The transition of Metro Manila from ECQ to general community quarantine on June 1 enabled more businesses to reopen. Trains and some buses resumed operations, carrying a fraction of their normal passenger capacity in observance of social distancing guidelines. Airlines were also allowed to resume domestic flights.
Other sectors such as dine-in restaurants, barbershops and even hotels are expected to reopen with limited capacity this week or in the coming weeks.
Other parts of the country that were placed under the general MCQ gave residents greater mobility as long as health protocols such as the wearing of face masks outdoors and social distancing are observed at all times.

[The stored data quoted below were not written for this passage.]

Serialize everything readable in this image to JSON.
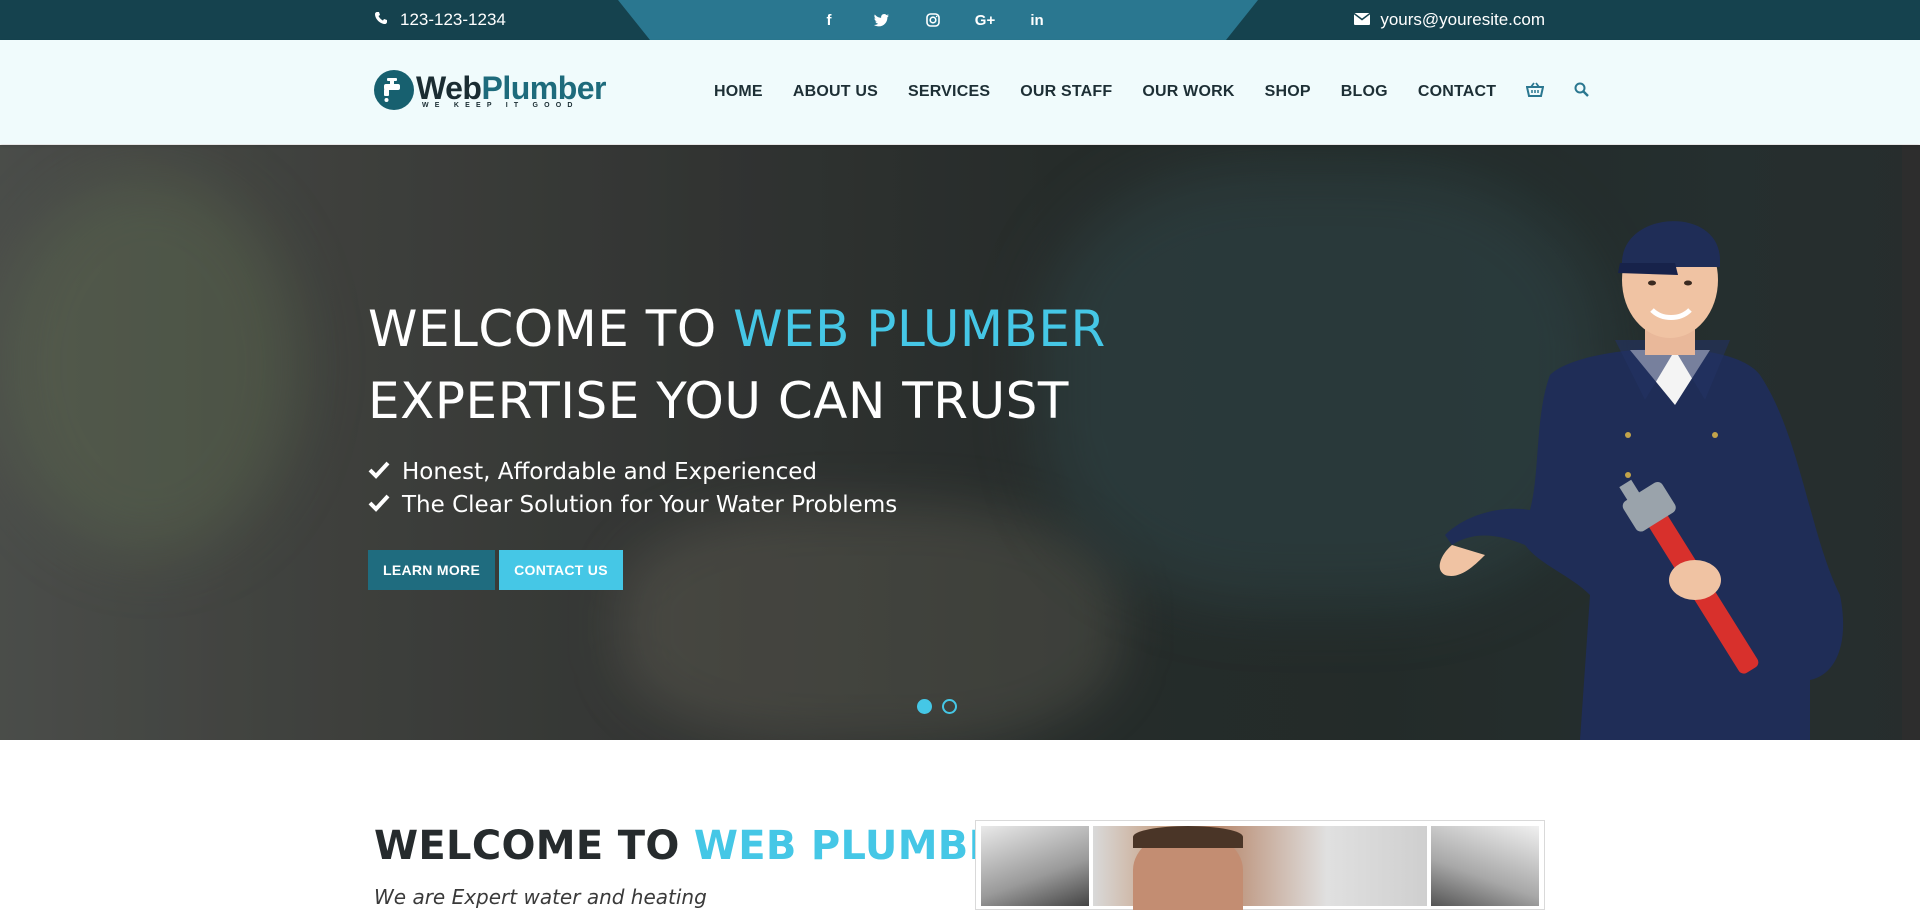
{
  "topbar": {
    "phone": "123-123-1234",
    "email": "yours@youresite.com",
    "socials": [
      "facebook-icon",
      "twitter-icon",
      "instagram-icon",
      "google-plus-icon",
      "linkedin-icon"
    ]
  },
  "header": {
    "logo": {
      "name_part1": "Web",
      "name_part2": "Plumber",
      "tagline": "WE KEEP IT GOOD"
    },
    "nav": [
      "HOME",
      "ABOUT US",
      "SERVICES",
      "OUR STAFF",
      "OUR WORK",
      "SHOP",
      "BLOG",
      "CONTACT"
    ],
    "nav_icons": [
      "basket-icon",
      "search-icon"
    ]
  },
  "hero": {
    "title_prefix": "WELCOME TO ",
    "title_accent": "WEB PLUMBER",
    "title_line2": "EXPERTISE YOU CAN TRUST",
    "checks": [
      "Honest, Affordable and Experienced",
      "The Clear Solution for Your Water Problems"
    ],
    "learn_more_label": "LEARN MORE",
    "contact_label": "CONTACT US",
    "slides_total": 2,
    "active_slide": 1
  },
  "about": {
    "title_prefix": "WELCOME TO ",
    "title_accent": "WEB PLUMBER",
    "subtitle": "We are Expert water and heating"
  },
  "colors": {
    "topbar": "#15424e",
    "topbar_tab": "#2a7790",
    "accent": "#45c7e6",
    "button_dark": "#1f6c7f",
    "header_bg": "#f0fbfc"
  }
}
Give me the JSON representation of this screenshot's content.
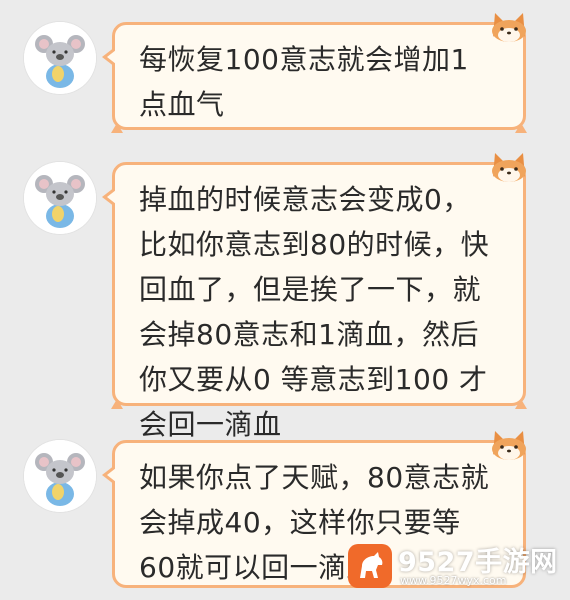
{
  "messages": [
    {
      "lines": [
        "每恢复100意志就会增加1",
        "点血气"
      ]
    },
    {
      "lines": [
        "掉血的时候意志会变成0，",
        "比如你意志到80的时候，快",
        "回血了，但是挨了一下，就",
        "会掉80意志和1滴血，然后",
        "你又要从0 等意志到100 才",
        "会回一滴血"
      ]
    },
    {
      "lines": [
        "如果你点了天赋，80意志就",
        "会掉成40，这样你只要等",
        "60就可以回一滴血"
      ]
    }
  ],
  "watermark": {
    "title": "9527手游网",
    "url": "www.9527wyx.com"
  },
  "colors": {
    "background": "#ebebeb",
    "bubble_border": "#f7b27b",
    "bubble_fill": "#fffaf0",
    "watermark_logo": "#f06a2a"
  },
  "icons": {
    "avatar": "koala-avatar-icon",
    "bubble_decoration": "shiba-dog-icon",
    "watermark_logo": "horse-logo-icon"
  }
}
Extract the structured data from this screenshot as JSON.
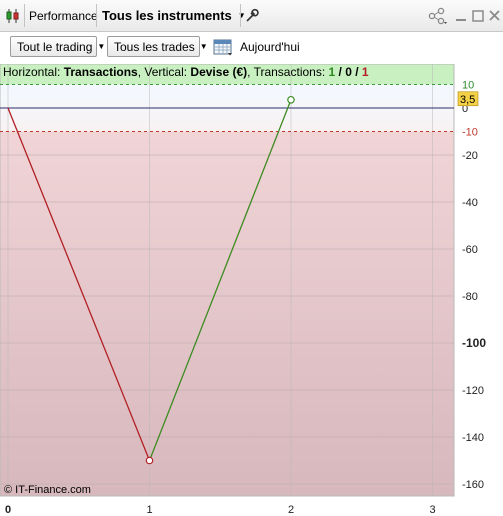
{
  "window": {
    "panel_label": "Performance",
    "instruments_label": "Tous les instruments",
    "icons": [
      "candlestick-icon",
      "wrench-icon",
      "share-icon",
      "minimize-icon",
      "restore-icon",
      "close-icon"
    ]
  },
  "toolbar": {
    "scope_label": "Tout le trading",
    "trades_label": "Tous les trades",
    "date_label": "Aujourd'hui"
  },
  "info": {
    "horizontal_prefix": "Horizontal: ",
    "horizontal_value": "Transactions",
    "vertical_prefix": ", Vertical: ",
    "vertical_value": "Devise (€)",
    "transactions_prefix": ", Transactions: ",
    "tx_total": "1",
    "tx_sep1": " / ",
    "tx_zero": "0",
    "tx_sep2": " / ",
    "tx_loss": "1"
  },
  "chart_data": {
    "type": "line",
    "xlabel": "",
    "ylabel": "",
    "x_ticks": [
      "0",
      "1",
      "2",
      "3"
    ],
    "y_ticks": [
      "10",
      "0",
      "-10",
      "-20",
      "-40",
      "-60",
      "-80",
      "-100",
      "-120",
      "-140",
      "-160"
    ],
    "x": [
      0,
      1,
      2
    ],
    "y": [
      0,
      -150,
      3.5
    ],
    "last_value_label": "3,5",
    "upper_band": 10,
    "lower_band": -10,
    "xlim": [
      0,
      3.1
    ],
    "ylim": [
      -165,
      10
    ],
    "colors": {
      "down": "#b21f24",
      "up": "#3d8b22",
      "profit_zone": "#c8f0c0",
      "loss_zone": "#e4c9cb",
      "value_marker": "#f3d046"
    }
  },
  "copyright": "© IT-Finance.com"
}
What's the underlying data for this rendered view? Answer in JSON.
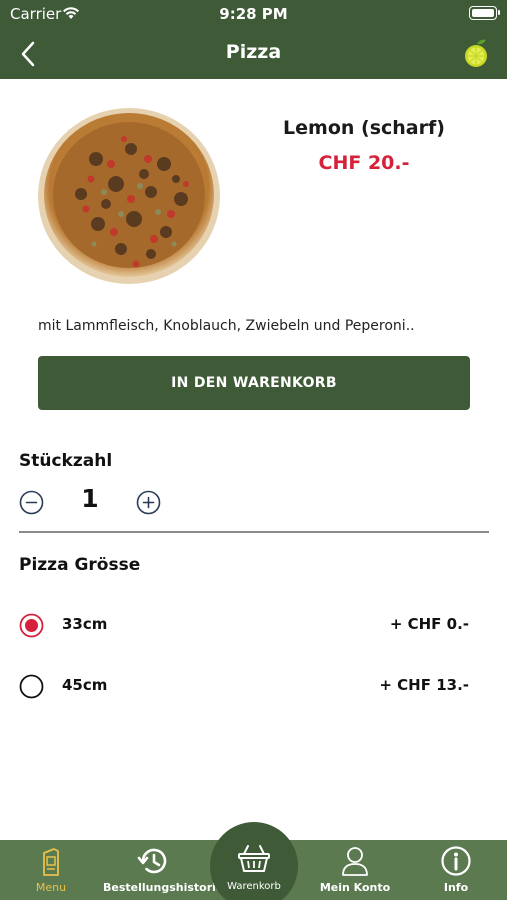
{
  "status": {
    "carrier": "Carrier",
    "time": "9:28 PM"
  },
  "nav": {
    "title": "Pizza"
  },
  "product": {
    "name": "Lemon (scharf)",
    "price": "CHF 20.-",
    "description": "mit Lammfleisch, Knoblauch, Zwiebeln und Peperoni.."
  },
  "cart_button": {
    "label": "IN DEN WARENKORB"
  },
  "quantity": {
    "label": "Stückzahl",
    "value": "1"
  },
  "size": {
    "label": "Pizza Grösse",
    "options": [
      {
        "name": "33cm",
        "price": "+ CHF 0.-",
        "selected": true
      },
      {
        "name": "45cm",
        "price": "+ CHF 13.-",
        "selected": false
      }
    ]
  },
  "tabs": [
    {
      "label": "Menu",
      "icon": "menu-icon",
      "active": true
    },
    {
      "label": "Bestellungshistorie",
      "icon": "history-icon",
      "active": false
    },
    {
      "label": "Warenkorb",
      "icon": "basket-icon",
      "active": false
    },
    {
      "label": "Mein Konto",
      "icon": "user-icon",
      "active": false
    },
    {
      "label": "Info",
      "icon": "info-icon",
      "active": false
    }
  ],
  "colors": {
    "header": "#3f5a37",
    "tabbar": "#5b7a50",
    "price": "#d6213b",
    "active_tab": "#e8c24a"
  }
}
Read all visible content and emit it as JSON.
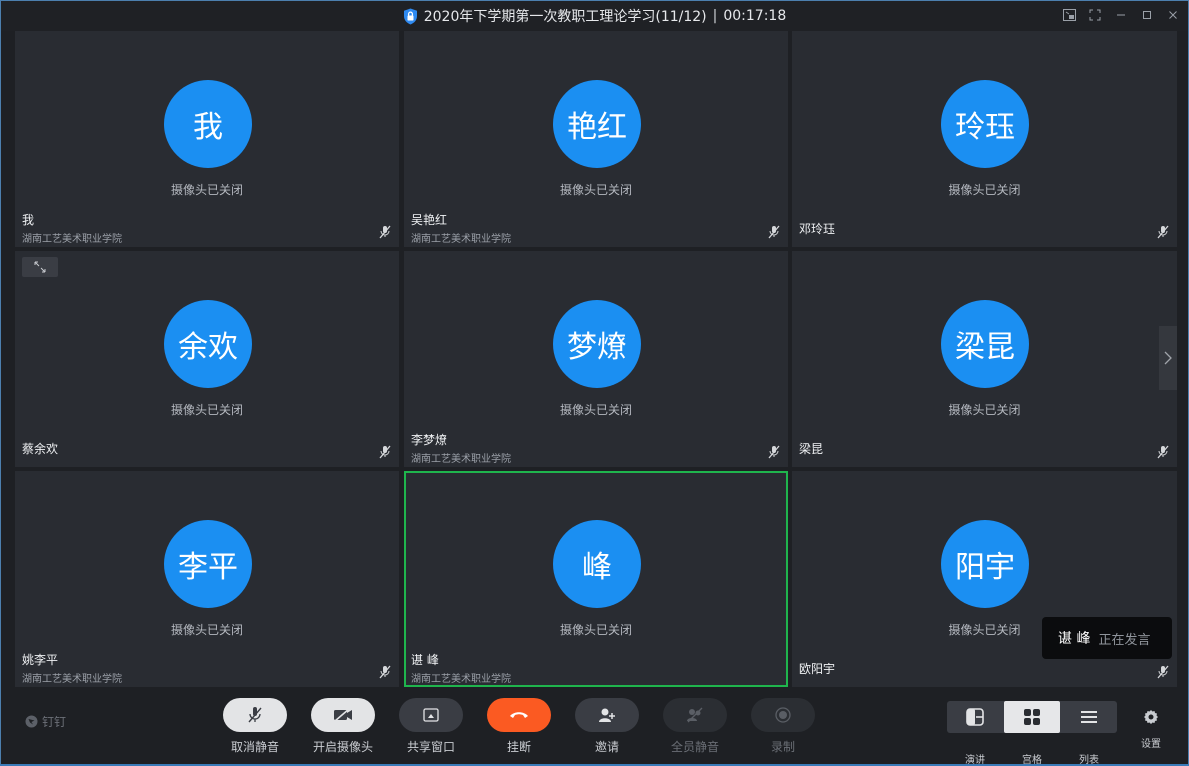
{
  "window": {
    "title": "2020年下学期第一次教职工理论学习(11/12)",
    "separator": "|",
    "timer": "00:17:18"
  },
  "camera_off_text": "摄像头已关闭",
  "participants": [
    {
      "avatar": "我",
      "name": "我",
      "org": "湖南工艺美术职业学院"
    },
    {
      "avatar": "艳红",
      "name": "吴艳红",
      "org": "湖南工艺美术职业学院"
    },
    {
      "avatar": "玲珏",
      "name": "邓玲珏",
      "org": ""
    },
    {
      "avatar": "余欢",
      "name": "蔡余欢",
      "org": ""
    },
    {
      "avatar": "梦燎",
      "name": "李梦燎",
      "org": "湖南工艺美术职业学院"
    },
    {
      "avatar": "梁昆",
      "name": "梁昆",
      "org": ""
    },
    {
      "avatar": "李平",
      "name": "姚李平",
      "org": "湖南工艺美术职业学院"
    },
    {
      "avatar": "峰",
      "name": "谌 峰",
      "org": "湖南工艺美术职业学院"
    },
    {
      "avatar": "阳宇",
      "name": "欧阳宇",
      "org": ""
    }
  ],
  "speaking": {
    "name": "谌 峰",
    "status": "正在发言"
  },
  "brand": "钉钉",
  "toolbar": {
    "mute": "取消静音",
    "camera": "开启摄像头",
    "share": "共享窗口",
    "hangup": "挂断",
    "invite": "邀请",
    "mute_all": "全员静音",
    "record": "录制"
  },
  "views": {
    "present": "演讲",
    "grid": "宫格",
    "list": "列表"
  },
  "settings": "设置",
  "colors": {
    "avatar": "#1b8ff2",
    "hangup": "#fb5a22",
    "active_border": "#1fb54d"
  }
}
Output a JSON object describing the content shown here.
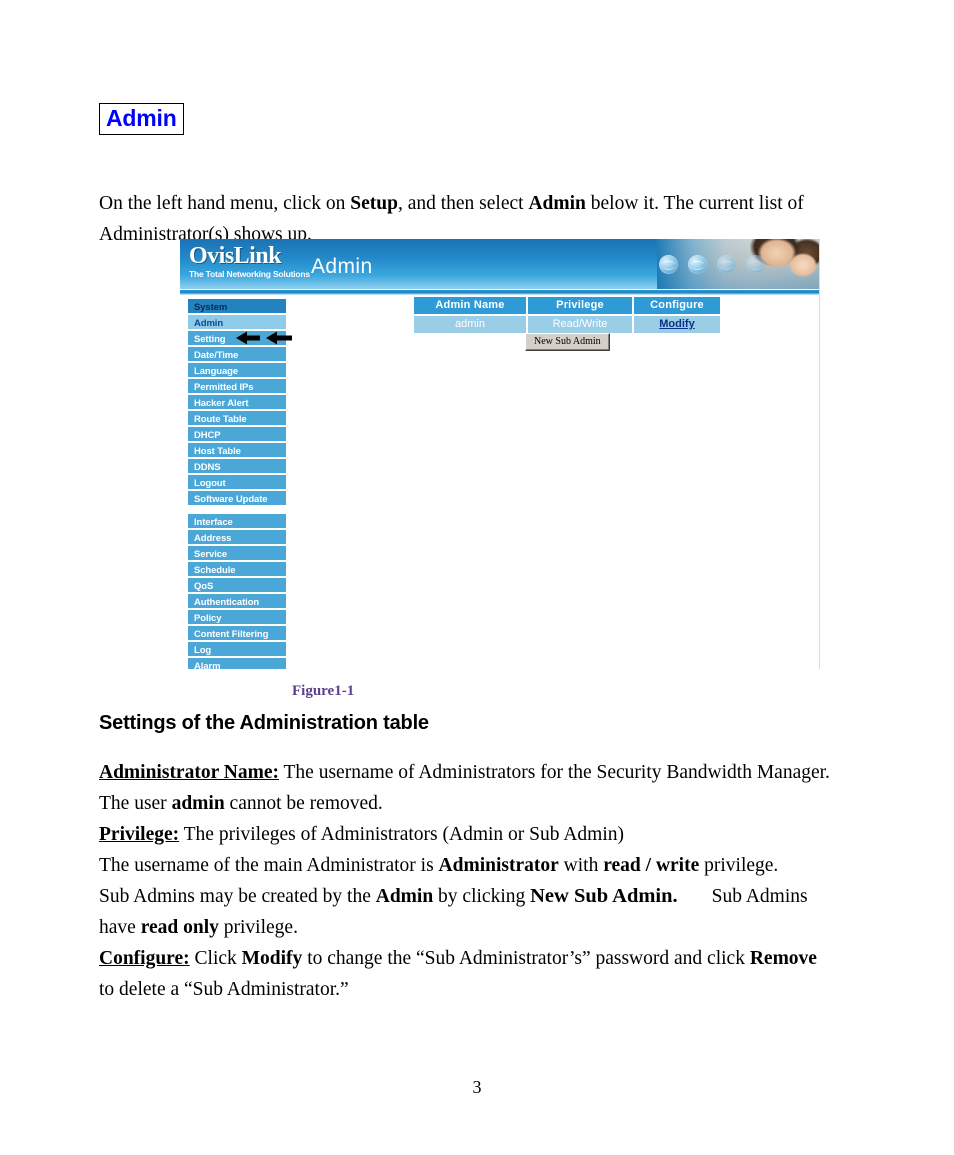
{
  "document": {
    "title": "Admin",
    "page_number": "3",
    "figure_caption": "Figure1-1",
    "section_heading": "Settings of the Administration table"
  },
  "intro": {
    "part1": "On the left hand menu, click on ",
    "bold1": "Setup",
    "part2": ", and then select ",
    "bold2": "Admin",
    "part3": " below it. The current list of Administrator(s) shows up."
  },
  "screenshot": {
    "brand_name": "OvisLink",
    "brand_tagline": "The Total Networking Solutions",
    "page_title": "Admin",
    "menu_groups": [
      {
        "section_label": "System",
        "items": [
          "Admin",
          "Setting",
          "Date/Time",
          "Language",
          "Permitted IPs",
          "Hacker Alert",
          "Route Table",
          "DHCP",
          "Host Table",
          "DDNS",
          "Logout",
          "Software Update"
        ]
      },
      {
        "section_label": "",
        "items": [
          "Interface",
          "Address",
          "Service",
          "Schedule",
          "QoS",
          "Authentication",
          "Policy",
          "Content Filtering",
          "Log",
          "Alarm"
        ]
      }
    ],
    "table": {
      "headers": [
        "Admin Name",
        "Privilege",
        "Configure"
      ],
      "rows": [
        {
          "admin_name": "admin",
          "privilege": "Read/Write",
          "configure": "Modify"
        }
      ]
    },
    "new_sub_admin_button": "New Sub Admin",
    "colors": {
      "header_blue": "#2e9bd6",
      "row_blue": "#9acde6",
      "menu_blue": "#4aa7d8",
      "menu_section": "#2183c0",
      "menu_active": "#8ecbe8",
      "link_blue": "#0b2f8a"
    }
  },
  "settings": {
    "administrator_name": {
      "label": "Administrator Name:",
      "line1": " The username of Administrators for the Security Bandwidth Manager.",
      "line2_pre": "The user ",
      "line2_bold": "admin",
      "line2_post": " cannot be removed."
    },
    "privilege": {
      "label": "Privilege:",
      "line1": " The privileges of Administrators (Admin or Sub Admin)",
      "line2_pre": "The username of the main Administrator is ",
      "line2_bold1": "Administrator",
      "line2_mid": " with ",
      "line2_bold2": "read / write",
      "line2_post": " privilege.",
      "line3_pre": "Sub Admins may be created by the ",
      "line3_bold1": "Admin",
      "line3_mid": " by clicking ",
      "line3_button": "New Sub Admin.",
      "line3_post": "Sub Admins",
      "line4_pre": "have ",
      "line4_bold": "read only",
      "line4_post": " privilege."
    },
    "configure": {
      "label": "Configure:",
      "line1_pre": " Click ",
      "line1_bold1": "Modify",
      "line1_mid": " to change the “Sub Administrator’s” password and click ",
      "line1_bold2": "Remove",
      "line2": "to delete a “Sub Administrator.”"
    }
  }
}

Bangko Sentral ng Pilipinas Governor Benjamin Diokno, meanwhile, was quoted as saying that economic activities could improve to 75 percent of their capacity by July from around 50 percent in June after we emerged from the 11-week enhanced community quarantine.
If we are able to contain the pandemic in the next two or three months, economic activities could be in full swing by the fourth quarter, which will put us in a very good position to significantly expand in 2021, as S&P predicted.
I share S&P’s optimism that the Philippine economy would achieve a strong recovery by 2021, following a slowdown due to the Covid-19 pandemic this year.
The rating agency noted that the Philippines was among the fastest- growing in the world on a 10-year weighted-average per capita basis—a reflection of its supportive policy dynamics and improving investment climate. With continued growth, S&P expects the GDP per capita in the Philippines to rise to almost $3,540 by this year; $3,800 by 2021; $4,200 by 2022; and $4,600 by 2023.
This means that despite the temporary setback this year, we are on course to become an upper middle-income economy in the short term, and perhaps an advanced economy in the next decade or two for the benefit of our children.
Let us pray that the global health crisis will be contained as soon as possible, so that we can restore our economic strength and keep our place among the fastest-growing economies in the world.